1. Admitting that jackknife methods in general possess less bias, the reviewer considers a new model needs to be externally validated using an independent cohort according to the REMARK guideline [Altman DG, et al. PLoS Med. 2012 May; 9(5): e1001216.]. Therefore, it is not sufficient to use a subgroup of the same population given that there is always a risk of selection and information bias.

 

Response: We thank the reviewer for this observation. Indeed, external validation represents the best way for the validation of a new tumor marker, as beautifully explained by Altman et all in the REMARK guideline. Unfortunately, in these troubling times, it was not possible to externally validate our results. For this reason, as suggested, we used internal validation with leave-one-out cross-validation. To better highlight this limitation, we made the next changes:

 

Line 113: “The machine learning algorithms were internally validated using leave-one-out cross-validation.”
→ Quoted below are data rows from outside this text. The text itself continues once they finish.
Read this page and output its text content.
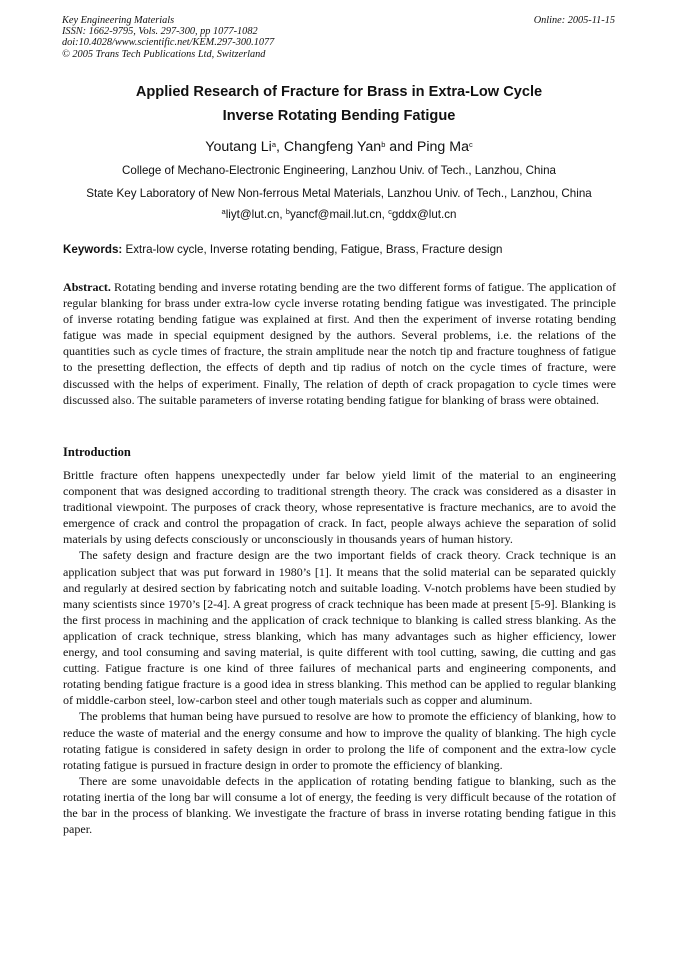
Key Engineering Materials
ISSN: 1662-9795, Vols. 297-300, pp 1077-1082
doi:10.4028/www.scientific.net/KEM.297-300.1077
© 2005 Trans Tech Publications Ltd, Switzerland
Online: 2005-11-15
Applied Research of Fracture for Brass in Extra-Low Cycle
Inverse Rotating Bending Fatigue
Youtang Li$^a$, Changfeng Yan$^b$ and Ping Ma$^c$
College of Mechano-Electronic Engineering, Lanzhou Univ. of Tech., Lanzhou, China
State Key Laboratory of New Non-ferrous Metal Materials, Lanzhou Univ. of Tech., Lanzhou, China
$^a$liyt@lut.cn, $^b$yancf@mail.lut.cn, $^c$gddx@lut.cn
Keywords: Extra-low cycle, Inverse rotating bending, Fatigue, Brass, Fracture design
Abstract. Rotating bending and inverse rotating bending are the two different forms of fatigue. The application of regular blanking for brass under extra-low cycle inverse rotating bending fatigue was investigated. The principle of inverse rotating bending fatigue was explained at first. And then the experiment of inverse rotating bending fatigue was made in special equipment designed by the authors. Several problems, i.e. the relations of the quantities such as cycle times of fracture, the strain amplitude near the notch tip and fracture toughness of fatigue to the presetting deflection, the effects of depth and tip radius of notch on the cycle times of fracture, were discussed with the helps of experiment. Finally, The relation of depth of crack propagation to cycle times were discussed also. The suitable parameters of inverse rotating bending fatigue for blanking of brass were obtained.
Introduction

Brittle fracture often happens unexpectedly under far below yield limit of the material to an engineering component that was designed according to traditional strength theory. The crack was considered as a disaster in traditional viewpoint. The purposes of crack theory, whose representative is fracture mechanics, are to avoid the emergence of crack and control the propagation of crack. In fact, people always achieve the separation of solid materials by using defects consciously or unconsciously in thousands years of human history.

The safety design and fracture design are the two important fields of crack theory. Crack technique is an application subject that was put forward in 1980’s [1]. It means that the solid material can be separated quickly and regularly at desired section by fabricating notch and suitable loading. V-notch problems have been studied by many scientists since 1970’s [2-4]. A great progress of crack technique has been made at present [5-9]. Blanking is the first process in machining and the application of crack technique to blanking is called stress blanking. As the application of crack technique, stress blanking, which has many advantages such as higher efficiency, lower energy, and tool consuming and saving material, is quite different with tool cutting, sawing, die cutting and gas cutting. Fatigue fracture is one kind of three failures of mechanical parts and engineering components, and rotating bending fatigue fracture is a good idea in stress blanking. This method can be applied to regular blanking of middle-carbon steel, low-carbon steel and other tough materials such as copper and aluminum.

The problems that human being have pursued to resolve are how to promote the efficiency of blanking, how to reduce the waste of material and the energy consume and how to improve the quality of blanking. The high cycle rotating fatigue is considered in safety design in order to prolong the life of component and the extra-low cycle rotating fatigue is pursued in fracture design in order to promote the efficiency of blanking.

There are some unavoidable defects in the application of rotating bending fatigue to blanking, such as the rotating inertia of the long bar will consume a lot of energy, the feeding is very difficult because of the rotation of the bar in the process of blanking. We investigate the fracture of brass in inverse rotating bending fatigue in this paper.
Line 147: “The performance metrics of the three classifiers after internal leave-one-out cross-validation are presented in Table 2.”

Line 261: “Ideally, the study should have included an external validation cohort, as recommended by the REMARK guideline on study methodology for new tumor markers studies [35]. Instead, internal leave-one-out cross-validation was used to validate the model because an external cohort was not available, as recommended by the same authors [35]. The inclusion of an external validation cohort is mandatory in future studies”.

Line 288: “Future studies assessing the accuracy of SERS profiling in large prospective cohorts with external validationare warranted to validate this strategy and translate it in the current clinical setting.”

 

Reviewer 2 Report

Thank you for modifications. pleas follow this interesting research path

Author Response

Thank you for your help! Hopefully, we will continue the research on this topic.